I wholeheartedly support your last paragraph. It is similar to my advice for GUI-design: always use specific handles for graphics calls, so the user can click on another figure while your GUI is running, without any major issues.

Rik on 15 Oct 2020

The issue with length is the unpredictable outcome. You can tell if it will use the height, width, or later dimension. The most common use case will be in a loop:

for n=1:length(A)

In almost every case you want to loop over the rows or the columns or all elements of a matrix. In most cases you know in advance which you need. If you're lucky length will be equivalent to size(A,1) or size(A,2) or numel(A), but if A is not the exact shape you expected, the result will be different.

If you don't tell Matlab what you mean, it will do what ask.

Adam Danz
Adam Danz on 15 Oct 2020 (Edited on 15 Oct 2020)

Good question, Mario.

length() returns the largest array dimension and does not indicate which dimension that is. For vectors, numel() and length() will return the same value but a responsible programmer would have to include additional validation to confirm the input is a vector when using length(). Instead, you can just use size(), numel(), width(), or height() to control which dimension to reference.

For example, if you're setting up a loop to perform an operation on each element of an array and use length() to define the number of iterations, the loop will not be complete if the array has more than 1 dimension.

>> x = rand(2,5);
>> length(x)
ans =
>> numel(x)
ans =

Another example is if you need to know the number of columns of a matrix that's defined by x=rand(2,20), length(x) may seem like a viable choice because it returns 20 but if the variable is transposed, x=x', length(x) would still return 20 even though the number of columns is now 2.

I haven't found an example where length() is the appropriate choice unless you want to return the max dimension size.

Jon on 3 Dec 2020

I think it is quite common to know that a variable is a vector, but not be sure whether it is n by 1 or 1 by n The good thing about length() when applying it to a vector, x is that length(x) = length(x') so it doesn't matter if the vector is n by 1 or 1 by n. I suppose that numel() is also safe in this case. In mathematics it is common to refer to the "length" of a vector. This makes code with length() a little more readable as it maps one to one with the common mathematical usage.

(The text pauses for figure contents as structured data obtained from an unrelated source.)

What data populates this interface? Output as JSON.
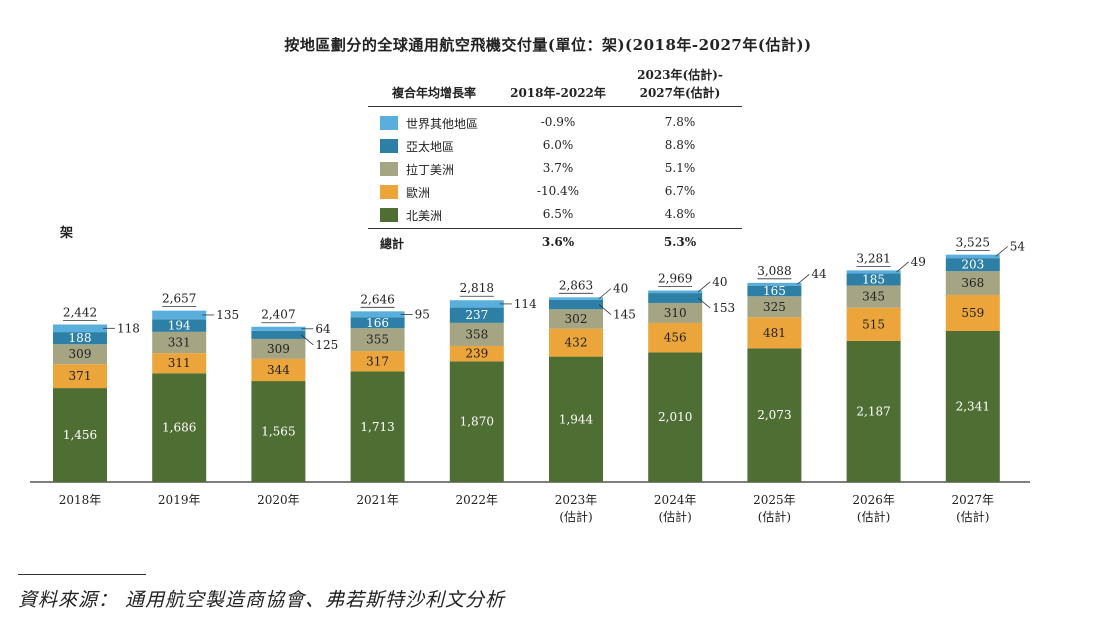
{
  "title": "按地區劃分的全球通用航空飛機交付量(單位：架)(2018年-2027年(估計))",
  "unit_label": "架",
  "legend_table": {
    "header_label": "複合年均增長率",
    "col1_header": "2018年-2022年",
    "col2_header_line1": "2023年(估計)-",
    "col2_header_line2": "2027年(估計)",
    "rows": [
      {
        "label": "世界其他地區",
        "color": "#5aaedc",
        "cagr1": "-0.9%",
        "cagr2": "7.8%"
      },
      {
        "label": "亞太地區",
        "color": "#2e7fa6",
        "cagr1": "6.0%",
        "cagr2": "8.8%"
      },
      {
        "label": "拉丁美洲",
        "color": "#a5a584",
        "cagr1": "3.7%",
        "cagr2": "5.1%"
      },
      {
        "label": "歐洲",
        "color": "#eba53a",
        "cagr1": "-10.4%",
        "cagr2": "6.7%"
      },
      {
        "label": "北美洲",
        "color": "#4f6e34",
        "cagr1": "6.5%",
        "cagr2": "4.8%"
      }
    ],
    "total_label": "總計",
    "total_cagr1": "3.6%",
    "total_cagr2": "5.3%"
  },
  "chart_data": {
    "type": "bar",
    "stacked": true,
    "categories": [
      "2018年",
      "2019年",
      "2020年",
      "2021年",
      "2022年",
      "2023年(估計)",
      "2024年(估計)",
      "2025年(估計)",
      "2026年(估計)",
      "2027年(估計)"
    ],
    "category_lines": [
      [
        "2018年"
      ],
      [
        "2019年"
      ],
      [
        "2020年"
      ],
      [
        "2021年"
      ],
      [
        "2022年"
      ],
      [
        "2023年",
        "(估計)"
      ],
      [
        "2024年",
        "(估計)"
      ],
      [
        "2025年",
        "(估計)"
      ],
      [
        "2026年",
        "(估計)"
      ],
      [
        "2027年",
        "(估計)"
      ]
    ],
    "series": [
      {
        "name": "北美洲",
        "color": "#4f6e34",
        "values": [
          1456,
          1686,
          1565,
          1713,
          1870,
          1944,
          2010,
          2073,
          2187,
          2341
        ]
      },
      {
        "name": "歐洲",
        "color": "#eba53a",
        "values": [
          371,
          311,
          344,
          317,
          239,
          432,
          456,
          481,
          515,
          559
        ]
      },
      {
        "name": "拉丁美洲",
        "color": "#a5a584",
        "values": [
          309,
          331,
          309,
          355,
          358,
          302,
          310,
          325,
          345,
          368
        ]
      },
      {
        "name": "亞太地區",
        "color": "#2e7fa6",
        "values": [
          188,
          194,
          125,
          166,
          237,
          145,
          153,
          165,
          185,
          203
        ]
      },
      {
        "name": "世界其他地區",
        "color": "#5aaedc",
        "values": [
          118,
          135,
          64,
          95,
          114,
          40,
          40,
          44,
          49,
          54
        ]
      }
    ],
    "totals": [
      2442,
      2657,
      2407,
      2646,
      2818,
      2863,
      2969,
      3088,
      3281,
      3525
    ],
    "value_labels": [
      [
        "1,456",
        "371",
        "309",
        "188",
        "118"
      ],
      [
        "1,686",
        "311",
        "331",
        "194",
        "135"
      ],
      [
        "1,565",
        "344",
        "309",
        "125",
        "64"
      ],
      [
        "1,713",
        "317",
        "355",
        "166",
        "95"
      ],
      [
        "1,870",
        "239",
        "358",
        "237",
        "114"
      ],
      [
        "1,944",
        "432",
        "302",
        "145",
        "40"
      ],
      [
        "2,010",
        "456",
        "310",
        "153",
        "40"
      ],
      [
        "2,073",
        "481",
        "325",
        "165",
        "44"
      ],
      [
        "2,187",
        "515",
        "345",
        "185",
        "49"
      ],
      [
        "2,341",
        "559",
        "368",
        "203",
        "54"
      ]
    ],
    "total_labels": [
      "2,442",
      "2,657",
      "2,407",
      "2,646",
      "2,818",
      "2,863",
      "2,969",
      "3,088",
      "3,281",
      "3,525"
    ],
    "ylabel": "架"
  },
  "source": "資料來源： 通用航空製造商協會、弗若斯特沙利文分析"
}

So I would say it is good to use either length or numel to determine the number of elements in a vector, but I definitely would not use the new height or width on a vector as it could easily by oriented the wrong way.

Adam Danz
Adam Danz on 4 Dec 2020

Thanks, Jon. But I think the risks outweigh the benefits with length(). In cases where the user wants max(size(x)), they should use that instead of length(x) since the prior is readable and the latter is highly misleading. In cases where people want the length of a vector, numel() has exactly the same output but is more versatile when the variable is unexpectedly multidimensional.

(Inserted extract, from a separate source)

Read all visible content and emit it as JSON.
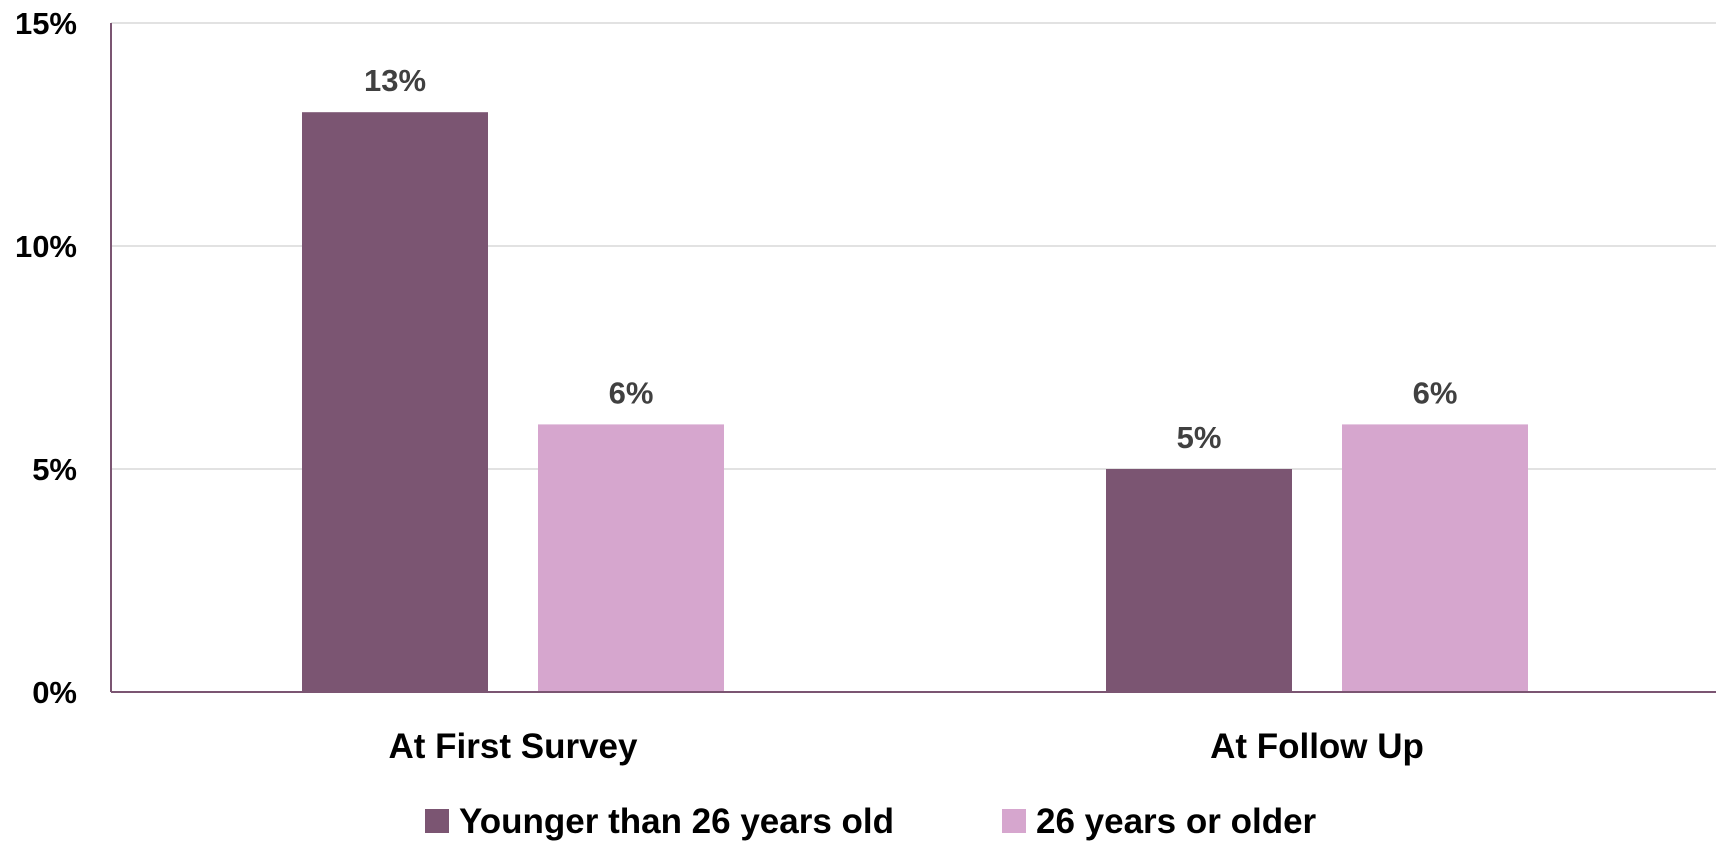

True, "length" is more readable to an inexperienced user than "numel" (number of elements) but an inexperienced user is also more likely to apply length() to a variable that may not always be a vector. Perhaps a concession would be to force the variable to be a vector using length(x(:)) but still, the only benefit to length() over numel() is that it may sound better.

Jon on 4 Dec 2020

Agreed. I guess I'm just trying to rationalize why I'm still sometimes using length in my code instead of numel. Old habits die hard. I guess I should start consistently using numel. Thanks for all of the interesting (I guess I'm way to far into MATLAB if this is interesting) discussion. I've learned a lot from everyone's posts in MATLAB answers.

Adam Danz
Adam Danz on 6 Oct 2020

Great point, Rik. I meant to include that but forgot. Now you saved me from having to edit it.